On her third CD, Sun Pictures bassist/composer Linda Oh offers a set of musical postcards from her travels across the country and around the world. In the two years since the release of her last CD, Initial Here, Oh has performed extensively, both leading her own groups, in renowned trumpeter Dave Douglas’ new quintet, and with the Sound Prints quintet co-led by Douglas and tenor sax giant Joe Lovano. In between, she’s returned home to her native Australia to visit family, and all of those journeys are represented in the pieces on Sun Pictures.

“Each one of these tunes is a tiny snapshot of my recent travels and of my experiences playing music,” Oh says. “I think it’s a good process to keep writing even when you’re traveling and working and playing. It gets a bit tough when you have to run from one city to another, but I always try to find the time.”

SunPictures2-optThe album’s title was inspired by one of those family visits. Sun Pictures is the name of the world’s oldest outdoor movie theater still in operation, which is located in Broome, a beautiful and historic town in Northwest Australia where Oh’s sister, a physician, resides along with her physician husband and children.

“It’s a very small town, rich in history,” Oh says of Broome, a tourist destination rooted in the pearl diving industry. “There’s a Chinatown in this small country town on the coast, and in that quarter there’s an amazing-looking building which is the cinema, Sun Pictures. It’s pretty unreal.”
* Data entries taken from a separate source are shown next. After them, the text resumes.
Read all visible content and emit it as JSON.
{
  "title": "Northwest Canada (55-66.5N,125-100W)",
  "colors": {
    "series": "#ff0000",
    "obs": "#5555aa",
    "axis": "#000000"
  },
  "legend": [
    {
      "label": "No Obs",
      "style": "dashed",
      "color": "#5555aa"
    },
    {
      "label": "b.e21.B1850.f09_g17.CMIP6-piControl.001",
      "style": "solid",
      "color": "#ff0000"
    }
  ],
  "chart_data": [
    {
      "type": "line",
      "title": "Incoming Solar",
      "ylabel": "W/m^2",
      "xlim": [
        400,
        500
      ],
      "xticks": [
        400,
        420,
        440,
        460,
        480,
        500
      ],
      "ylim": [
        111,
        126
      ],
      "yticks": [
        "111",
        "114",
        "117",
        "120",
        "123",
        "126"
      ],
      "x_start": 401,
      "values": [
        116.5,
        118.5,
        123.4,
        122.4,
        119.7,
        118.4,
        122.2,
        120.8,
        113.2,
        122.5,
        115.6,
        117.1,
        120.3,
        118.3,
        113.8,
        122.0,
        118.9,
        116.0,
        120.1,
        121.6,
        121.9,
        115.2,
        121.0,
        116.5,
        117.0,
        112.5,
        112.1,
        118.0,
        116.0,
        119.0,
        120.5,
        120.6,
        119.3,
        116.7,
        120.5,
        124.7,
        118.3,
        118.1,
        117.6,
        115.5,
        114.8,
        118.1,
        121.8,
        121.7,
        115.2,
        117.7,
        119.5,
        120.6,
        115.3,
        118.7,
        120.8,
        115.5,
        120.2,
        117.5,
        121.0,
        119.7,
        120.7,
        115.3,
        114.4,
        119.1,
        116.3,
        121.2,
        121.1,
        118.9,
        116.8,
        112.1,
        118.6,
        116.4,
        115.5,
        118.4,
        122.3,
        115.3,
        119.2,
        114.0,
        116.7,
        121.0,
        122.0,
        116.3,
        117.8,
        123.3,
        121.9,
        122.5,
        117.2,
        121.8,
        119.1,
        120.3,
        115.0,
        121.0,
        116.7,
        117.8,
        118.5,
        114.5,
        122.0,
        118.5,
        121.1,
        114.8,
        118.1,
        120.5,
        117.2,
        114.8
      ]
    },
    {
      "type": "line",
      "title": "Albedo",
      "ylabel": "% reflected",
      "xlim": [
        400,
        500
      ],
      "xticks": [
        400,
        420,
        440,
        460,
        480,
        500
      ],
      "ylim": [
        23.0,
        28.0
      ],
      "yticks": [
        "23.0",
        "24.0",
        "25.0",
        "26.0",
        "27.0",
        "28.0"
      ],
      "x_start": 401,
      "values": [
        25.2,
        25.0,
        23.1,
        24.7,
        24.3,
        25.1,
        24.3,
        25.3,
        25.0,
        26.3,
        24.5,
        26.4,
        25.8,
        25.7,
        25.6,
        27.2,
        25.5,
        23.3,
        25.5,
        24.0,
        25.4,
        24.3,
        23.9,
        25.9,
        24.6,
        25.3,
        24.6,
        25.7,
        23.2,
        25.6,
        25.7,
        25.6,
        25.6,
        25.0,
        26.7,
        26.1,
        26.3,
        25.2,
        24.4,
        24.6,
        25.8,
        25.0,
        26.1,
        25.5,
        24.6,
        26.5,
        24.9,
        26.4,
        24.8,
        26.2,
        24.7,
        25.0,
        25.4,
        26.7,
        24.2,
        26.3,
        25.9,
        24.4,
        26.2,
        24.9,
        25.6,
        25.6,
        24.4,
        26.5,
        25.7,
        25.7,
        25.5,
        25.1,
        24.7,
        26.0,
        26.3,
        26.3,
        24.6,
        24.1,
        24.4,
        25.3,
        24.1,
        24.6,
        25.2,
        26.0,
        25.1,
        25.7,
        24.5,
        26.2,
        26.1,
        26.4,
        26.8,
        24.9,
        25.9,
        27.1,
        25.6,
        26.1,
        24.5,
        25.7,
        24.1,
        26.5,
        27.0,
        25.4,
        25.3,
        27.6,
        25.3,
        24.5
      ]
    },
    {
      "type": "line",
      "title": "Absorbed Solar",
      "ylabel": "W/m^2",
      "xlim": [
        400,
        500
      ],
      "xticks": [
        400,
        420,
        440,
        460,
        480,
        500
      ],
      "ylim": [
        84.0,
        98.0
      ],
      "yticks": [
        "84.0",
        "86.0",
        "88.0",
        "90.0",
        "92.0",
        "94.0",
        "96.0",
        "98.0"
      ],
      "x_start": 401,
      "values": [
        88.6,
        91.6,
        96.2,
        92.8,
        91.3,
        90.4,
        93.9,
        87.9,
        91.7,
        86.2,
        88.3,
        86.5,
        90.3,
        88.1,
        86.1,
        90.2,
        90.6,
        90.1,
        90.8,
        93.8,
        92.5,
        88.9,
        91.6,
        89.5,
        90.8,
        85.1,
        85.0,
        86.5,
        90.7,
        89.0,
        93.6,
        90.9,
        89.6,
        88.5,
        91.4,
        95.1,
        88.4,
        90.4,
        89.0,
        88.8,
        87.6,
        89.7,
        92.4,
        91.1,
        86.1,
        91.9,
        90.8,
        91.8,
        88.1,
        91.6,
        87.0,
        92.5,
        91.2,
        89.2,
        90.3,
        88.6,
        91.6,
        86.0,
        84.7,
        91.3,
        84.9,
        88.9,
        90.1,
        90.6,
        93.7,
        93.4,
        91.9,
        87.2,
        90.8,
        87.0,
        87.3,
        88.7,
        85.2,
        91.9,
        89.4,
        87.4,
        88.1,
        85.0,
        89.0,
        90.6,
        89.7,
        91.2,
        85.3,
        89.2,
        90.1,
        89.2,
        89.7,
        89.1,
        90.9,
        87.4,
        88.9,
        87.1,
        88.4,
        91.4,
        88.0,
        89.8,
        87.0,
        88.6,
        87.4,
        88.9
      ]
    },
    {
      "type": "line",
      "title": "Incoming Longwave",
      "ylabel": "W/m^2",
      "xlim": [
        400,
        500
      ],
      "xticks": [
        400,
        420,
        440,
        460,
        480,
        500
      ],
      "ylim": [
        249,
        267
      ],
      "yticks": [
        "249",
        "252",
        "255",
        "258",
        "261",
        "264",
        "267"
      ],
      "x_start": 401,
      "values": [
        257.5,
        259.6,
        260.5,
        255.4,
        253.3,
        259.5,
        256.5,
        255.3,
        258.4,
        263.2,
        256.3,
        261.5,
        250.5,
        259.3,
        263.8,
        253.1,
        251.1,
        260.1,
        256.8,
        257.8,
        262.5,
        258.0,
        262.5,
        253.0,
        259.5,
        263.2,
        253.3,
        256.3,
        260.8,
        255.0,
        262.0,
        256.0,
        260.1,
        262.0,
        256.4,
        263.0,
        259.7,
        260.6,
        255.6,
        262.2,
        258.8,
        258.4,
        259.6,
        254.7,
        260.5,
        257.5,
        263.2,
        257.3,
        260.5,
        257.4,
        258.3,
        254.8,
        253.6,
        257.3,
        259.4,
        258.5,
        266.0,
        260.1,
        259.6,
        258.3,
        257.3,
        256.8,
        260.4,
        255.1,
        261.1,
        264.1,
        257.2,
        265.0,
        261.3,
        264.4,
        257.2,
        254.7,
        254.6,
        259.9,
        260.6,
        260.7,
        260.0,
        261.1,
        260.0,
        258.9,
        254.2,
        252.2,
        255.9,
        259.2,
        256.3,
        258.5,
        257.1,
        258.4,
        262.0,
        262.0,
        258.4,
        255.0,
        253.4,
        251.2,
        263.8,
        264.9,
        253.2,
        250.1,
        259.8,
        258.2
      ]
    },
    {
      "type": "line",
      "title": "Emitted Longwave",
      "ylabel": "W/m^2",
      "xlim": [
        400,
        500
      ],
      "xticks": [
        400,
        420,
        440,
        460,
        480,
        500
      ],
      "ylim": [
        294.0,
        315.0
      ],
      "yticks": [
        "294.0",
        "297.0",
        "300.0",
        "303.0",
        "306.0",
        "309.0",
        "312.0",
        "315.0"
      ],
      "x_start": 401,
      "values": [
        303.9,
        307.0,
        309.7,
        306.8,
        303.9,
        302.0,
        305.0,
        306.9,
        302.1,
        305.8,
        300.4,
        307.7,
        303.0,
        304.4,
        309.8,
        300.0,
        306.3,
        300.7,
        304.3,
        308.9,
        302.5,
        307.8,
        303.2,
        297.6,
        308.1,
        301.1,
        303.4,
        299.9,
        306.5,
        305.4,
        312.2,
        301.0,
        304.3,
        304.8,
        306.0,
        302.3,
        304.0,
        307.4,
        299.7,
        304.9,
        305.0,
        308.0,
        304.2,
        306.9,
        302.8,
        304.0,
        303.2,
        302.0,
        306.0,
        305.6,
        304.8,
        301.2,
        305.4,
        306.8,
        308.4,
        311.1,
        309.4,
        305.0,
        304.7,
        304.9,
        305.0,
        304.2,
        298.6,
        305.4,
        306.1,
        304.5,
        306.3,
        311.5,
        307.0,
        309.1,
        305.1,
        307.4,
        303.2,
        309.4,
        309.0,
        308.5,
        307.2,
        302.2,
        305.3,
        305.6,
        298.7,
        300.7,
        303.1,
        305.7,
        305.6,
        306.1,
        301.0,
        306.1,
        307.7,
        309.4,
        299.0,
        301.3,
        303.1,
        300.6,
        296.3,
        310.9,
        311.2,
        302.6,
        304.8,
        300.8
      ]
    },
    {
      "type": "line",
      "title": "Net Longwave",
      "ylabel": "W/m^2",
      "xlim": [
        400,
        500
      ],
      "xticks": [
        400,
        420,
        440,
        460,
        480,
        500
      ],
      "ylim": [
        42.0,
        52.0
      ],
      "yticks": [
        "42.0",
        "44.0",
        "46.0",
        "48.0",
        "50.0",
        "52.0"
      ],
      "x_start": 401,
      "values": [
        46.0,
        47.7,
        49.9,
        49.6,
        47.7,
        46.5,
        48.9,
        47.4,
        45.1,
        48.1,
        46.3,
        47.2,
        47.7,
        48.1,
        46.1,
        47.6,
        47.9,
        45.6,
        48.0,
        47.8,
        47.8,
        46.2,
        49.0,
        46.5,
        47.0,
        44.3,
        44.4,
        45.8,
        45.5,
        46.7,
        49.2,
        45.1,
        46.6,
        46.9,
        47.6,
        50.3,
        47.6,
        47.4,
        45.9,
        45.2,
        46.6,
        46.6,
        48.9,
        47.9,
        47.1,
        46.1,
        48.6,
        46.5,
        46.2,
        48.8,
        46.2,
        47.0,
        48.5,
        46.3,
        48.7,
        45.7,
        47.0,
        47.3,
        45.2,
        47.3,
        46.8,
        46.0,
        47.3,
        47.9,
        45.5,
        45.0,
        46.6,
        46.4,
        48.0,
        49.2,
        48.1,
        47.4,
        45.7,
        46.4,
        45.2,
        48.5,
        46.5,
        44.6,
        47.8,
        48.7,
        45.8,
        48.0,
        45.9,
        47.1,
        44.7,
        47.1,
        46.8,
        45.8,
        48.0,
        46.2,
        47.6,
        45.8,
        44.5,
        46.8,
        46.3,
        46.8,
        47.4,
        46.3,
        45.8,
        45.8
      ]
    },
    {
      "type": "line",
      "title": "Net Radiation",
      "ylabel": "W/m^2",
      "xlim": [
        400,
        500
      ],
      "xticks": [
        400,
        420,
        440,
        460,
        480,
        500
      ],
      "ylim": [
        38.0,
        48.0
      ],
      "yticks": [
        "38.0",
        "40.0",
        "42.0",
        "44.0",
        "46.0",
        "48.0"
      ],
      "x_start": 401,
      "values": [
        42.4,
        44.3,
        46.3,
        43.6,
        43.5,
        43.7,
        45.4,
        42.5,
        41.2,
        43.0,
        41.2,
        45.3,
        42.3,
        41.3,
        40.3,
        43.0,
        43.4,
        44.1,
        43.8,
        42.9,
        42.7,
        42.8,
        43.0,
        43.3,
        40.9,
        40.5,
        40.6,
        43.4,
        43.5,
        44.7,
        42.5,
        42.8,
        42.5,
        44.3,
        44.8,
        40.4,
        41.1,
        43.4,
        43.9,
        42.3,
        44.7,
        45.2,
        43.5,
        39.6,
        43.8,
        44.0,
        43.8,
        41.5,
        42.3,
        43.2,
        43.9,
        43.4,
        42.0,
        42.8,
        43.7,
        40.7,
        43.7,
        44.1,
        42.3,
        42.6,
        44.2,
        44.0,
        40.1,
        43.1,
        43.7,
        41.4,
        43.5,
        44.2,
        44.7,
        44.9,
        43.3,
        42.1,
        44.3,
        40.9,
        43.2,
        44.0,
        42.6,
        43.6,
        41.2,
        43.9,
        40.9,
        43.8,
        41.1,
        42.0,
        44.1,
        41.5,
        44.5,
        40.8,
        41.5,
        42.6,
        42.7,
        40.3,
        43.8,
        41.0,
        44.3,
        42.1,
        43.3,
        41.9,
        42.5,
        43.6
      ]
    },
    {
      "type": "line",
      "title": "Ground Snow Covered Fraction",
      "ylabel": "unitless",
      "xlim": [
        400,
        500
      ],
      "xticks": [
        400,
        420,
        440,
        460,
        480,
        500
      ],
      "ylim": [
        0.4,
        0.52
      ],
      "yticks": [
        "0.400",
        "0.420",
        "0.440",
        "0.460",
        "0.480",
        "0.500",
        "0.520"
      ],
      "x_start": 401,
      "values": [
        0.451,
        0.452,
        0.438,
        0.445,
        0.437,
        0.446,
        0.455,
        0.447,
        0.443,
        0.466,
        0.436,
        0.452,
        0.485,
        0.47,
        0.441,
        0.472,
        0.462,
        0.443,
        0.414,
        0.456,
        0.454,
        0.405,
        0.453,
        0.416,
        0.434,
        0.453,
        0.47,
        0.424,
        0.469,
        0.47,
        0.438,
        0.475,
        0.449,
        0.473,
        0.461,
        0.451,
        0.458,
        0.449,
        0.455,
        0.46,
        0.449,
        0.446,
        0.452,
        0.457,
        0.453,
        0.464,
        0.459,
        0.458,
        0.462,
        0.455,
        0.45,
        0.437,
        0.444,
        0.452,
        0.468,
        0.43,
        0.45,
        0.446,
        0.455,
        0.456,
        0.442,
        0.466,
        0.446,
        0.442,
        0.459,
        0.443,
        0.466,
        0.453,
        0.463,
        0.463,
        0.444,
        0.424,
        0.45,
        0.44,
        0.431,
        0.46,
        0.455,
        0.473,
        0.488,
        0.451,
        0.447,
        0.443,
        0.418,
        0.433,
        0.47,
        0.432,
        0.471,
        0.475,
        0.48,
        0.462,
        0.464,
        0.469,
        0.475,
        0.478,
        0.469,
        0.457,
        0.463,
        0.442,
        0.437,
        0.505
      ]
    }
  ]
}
The site is an apt parallel for Oh’s new album, which similarly frames driving narratives within serene beauty. The setting for the recording itself was unlikely; the occasion was a free session at Columbia University’s student-run jazz radio station WKCR in New York City (which could hardly be called a proper recording studio). Oh had assembled a quartet skilled enough to rise above the non-ideal setting and create the stunning, deeply attuned sound of Sun Pictures. The band includes Grammy-nominated saxophonist Ben Wendel, a founding member of the eclectic ensemble Kneebody who has worked with everyone from Monk competition winner Tigran Hamasyan and percussionist Adam Rudolph to Snoop Dogg and Prince; drummer Ted Poor, a member of the groups Bad Touch and The Respect Sextet, collaborator with the likes of Cuong Vu, Kurt Rosenwinkel and Ben Monder, and leader of the rock combo Mt. Varnum; and fellow Aussie James Muller, a gifted guitarist who at the time was visiting New York and has worked in the past with the John Scofield, Christian McBride, and Vinnie Colaiuta.